Why Consumers Don’t Trust Opt-Out

Discounted pharmaceuticals, adult toys and printer cartridges – the average consumer with an e-mail account gets a slew of unwanted and often inappropriate messages from “vendors” trying to sell their wares. As a result, e-mail inboxes are clogged with junk-mail messages from unknown sources, and consumers are skeptical of any marketing message – legitimate or not.

E-mail marketing initiatives are losing their edge for consumers, marketers, Internet service providers and even spammers. Conventionally known as unsolicited commercial bulk e-mail, spam is the No. 1 privacy-related complaint that consumers make to TRUSTe, the nonprofit privacy seal and certification organization. Sixty percent of complaints filed through the organization’s Watchdog Dispute Resolution program relate to spam.

The problem is only worsening. According to Jupiter Communications, e-mail volume will rise fortyfold by 2005. And with 59 percent of all e-mail categorized as spam, most e-mail users have stories of frustration. Even an FTC commissioner has expressed surprise at the quantity of spam he gets at his Federal Trade Commission e-mail address.

To try to reduce spam-related confusion and increase buyers’ trust, companies offer the option to unsubscribe, or opt out, from the organization’s e-mail marketing database. But consumers aren’t using the unsubscribe option and, as a result, are becoming increasingly frustrated by the number of e-mail marketing messages that flood their inboxes daily.

Don’t touch that “unsubscribe” link. Consumers don’t use or trust opt-out options for various reasons:

· Authoritative scare. Trusted sources such as Consumers Union, media and other third-party organizations have recommended that users bypass unsubscribe and opt-out options.

· Address validation. Consumers often fear that opting out of spam e-mail lists will simply validate their address and lead to an influx of spam in their inboxes.

· Poor consumer experience. Many consumers have used an unsubscribe option, only to continue receiving e-mail from the sender. Frustration with ineffective or ignored unsubscribe requests can lead consumers to lack faith in any unsubscribe option encountered.

· Inconsistency. Because of a lack of industry coordination, a wide variety of unsubscribe techniques are in circulation. Unsubscribe options requiring multiple clicks, forwarding e-mails or even personal information have created lengthy processes that test consumer patience.

· A recent study by the Ponemon Institute revealed that more than 37 percent of consumers don’t use unsubscribe options. The top three reasons were:

· Fear that the unsubscribe will confirm their address to spammers.

· Uncertainty as to whether the unsubscribe request will work.

· Doubt that the unsubscribe will be honored.
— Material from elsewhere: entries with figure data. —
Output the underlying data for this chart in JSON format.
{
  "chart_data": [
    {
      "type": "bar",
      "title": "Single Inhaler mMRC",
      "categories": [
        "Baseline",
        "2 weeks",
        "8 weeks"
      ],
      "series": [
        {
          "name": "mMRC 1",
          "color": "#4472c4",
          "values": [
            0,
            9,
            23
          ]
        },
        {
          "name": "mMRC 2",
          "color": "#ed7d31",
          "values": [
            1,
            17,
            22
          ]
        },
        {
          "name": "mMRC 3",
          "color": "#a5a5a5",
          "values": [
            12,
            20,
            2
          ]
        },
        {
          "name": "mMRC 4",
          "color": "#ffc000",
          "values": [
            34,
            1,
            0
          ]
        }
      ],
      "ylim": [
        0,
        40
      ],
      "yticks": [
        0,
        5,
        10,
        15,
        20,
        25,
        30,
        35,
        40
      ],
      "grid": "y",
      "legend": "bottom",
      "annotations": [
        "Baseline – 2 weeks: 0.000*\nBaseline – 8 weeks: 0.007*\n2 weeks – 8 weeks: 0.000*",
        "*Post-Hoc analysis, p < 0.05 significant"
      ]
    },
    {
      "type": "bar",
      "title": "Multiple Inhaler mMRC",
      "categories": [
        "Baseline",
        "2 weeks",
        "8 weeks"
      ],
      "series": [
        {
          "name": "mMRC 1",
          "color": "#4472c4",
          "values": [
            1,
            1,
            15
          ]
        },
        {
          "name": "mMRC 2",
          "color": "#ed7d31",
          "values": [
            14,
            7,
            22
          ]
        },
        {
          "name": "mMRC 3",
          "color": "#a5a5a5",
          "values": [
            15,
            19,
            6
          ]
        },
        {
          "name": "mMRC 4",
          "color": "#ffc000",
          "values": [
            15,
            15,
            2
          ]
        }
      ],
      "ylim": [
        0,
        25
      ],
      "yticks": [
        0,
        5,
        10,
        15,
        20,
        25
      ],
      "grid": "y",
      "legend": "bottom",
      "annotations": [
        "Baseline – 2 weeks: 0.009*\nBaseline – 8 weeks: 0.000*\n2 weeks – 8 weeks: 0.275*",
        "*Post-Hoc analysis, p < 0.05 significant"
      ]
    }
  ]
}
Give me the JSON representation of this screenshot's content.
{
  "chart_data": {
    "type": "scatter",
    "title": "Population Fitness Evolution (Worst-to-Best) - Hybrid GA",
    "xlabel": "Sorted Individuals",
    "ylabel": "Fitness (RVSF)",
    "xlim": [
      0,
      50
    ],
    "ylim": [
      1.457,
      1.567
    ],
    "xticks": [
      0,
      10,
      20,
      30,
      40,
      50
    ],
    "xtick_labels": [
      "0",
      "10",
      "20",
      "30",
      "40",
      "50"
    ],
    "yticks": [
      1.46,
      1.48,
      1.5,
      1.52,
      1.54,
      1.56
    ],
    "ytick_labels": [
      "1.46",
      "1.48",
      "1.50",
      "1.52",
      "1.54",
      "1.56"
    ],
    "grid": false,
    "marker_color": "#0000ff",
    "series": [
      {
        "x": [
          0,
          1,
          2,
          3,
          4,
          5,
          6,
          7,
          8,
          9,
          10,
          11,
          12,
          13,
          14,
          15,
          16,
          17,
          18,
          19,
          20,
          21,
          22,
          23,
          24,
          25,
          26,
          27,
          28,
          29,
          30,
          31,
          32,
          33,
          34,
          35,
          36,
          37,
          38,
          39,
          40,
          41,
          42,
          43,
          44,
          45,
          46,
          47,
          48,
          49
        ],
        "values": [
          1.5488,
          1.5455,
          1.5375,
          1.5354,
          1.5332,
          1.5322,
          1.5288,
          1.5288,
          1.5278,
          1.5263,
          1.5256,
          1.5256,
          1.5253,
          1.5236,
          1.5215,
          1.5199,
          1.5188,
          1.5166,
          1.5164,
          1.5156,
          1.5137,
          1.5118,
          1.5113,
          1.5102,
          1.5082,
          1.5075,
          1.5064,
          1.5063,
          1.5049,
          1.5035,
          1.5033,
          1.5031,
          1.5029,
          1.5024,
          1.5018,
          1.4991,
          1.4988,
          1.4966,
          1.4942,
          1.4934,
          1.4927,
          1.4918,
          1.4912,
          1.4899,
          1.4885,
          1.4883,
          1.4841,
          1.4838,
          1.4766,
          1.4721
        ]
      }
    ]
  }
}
Ponemon’s study also revealed that 47 percent of respondents would feel more confident about an unsubscribe option if it were verified by a trusted third party.

Consumers want control over their inboxes and would like to trust unsubscribe features. They need the ability to remove themselves easily from online lists and newsletters while maintaining e-mail as an efficient communication channel.

But consumers also need tools to reduce the effects of unsolicited e-mail. Consistency across opt-out processes, such as clicking unsubscribe links, replying with special text or forwarding to a specific e-mail address, would greatly diminish consumer confusion.

Consumer distrust of the opt-out option is also a problem for legitimate, direct e-mail marketers. For example, instead of unsubscribing to unwanted e-mails, consumers frequently send spam complaints to Internet service providers and blacklists. These complaints can result in the blacklisting of legitimate marketing messages, creating a delivery problem for the entire list. In addition, brand damage among ISPs and blacklists can be difficult and time consuming to repair.

It’s understandable that legitimate senders don’t want unwilling recipients, as they detract from list quality metrics such as open rate, click-through rate and conversion. Moreover, marketers often carry an unnecessary cost burden for the software and hardware components required to distribute messages to large-scale databases.

Earning consumer trust. To rebuild and improve consumer trust in opt-out processes, marketers can work toward a “trusted unsubscribe” by following a few baseline standards recommended by TRUSTe:

· Don’t make the unsubscribe process more than a few clicks away.

· Don’t require recipients to provide additional personal information.

· Process opt-out requests within five business days.

· The unsubscribe procedure should be functional for at least 30 days after mailing.

· Consumer information should not be shared after they opt out of your list.

· The unsubscribe request should be valid until the consumer initiates a new relationship.

· Provide an option to cover all communications from a company and its subsidiaries and affiliates.

To preserve e-mail’s effectiveness, legitimate senders need to respond to consumer concerns and distrust. Their needs must be addressed in industry standards that will rebuild trust and benefit senders and recipients.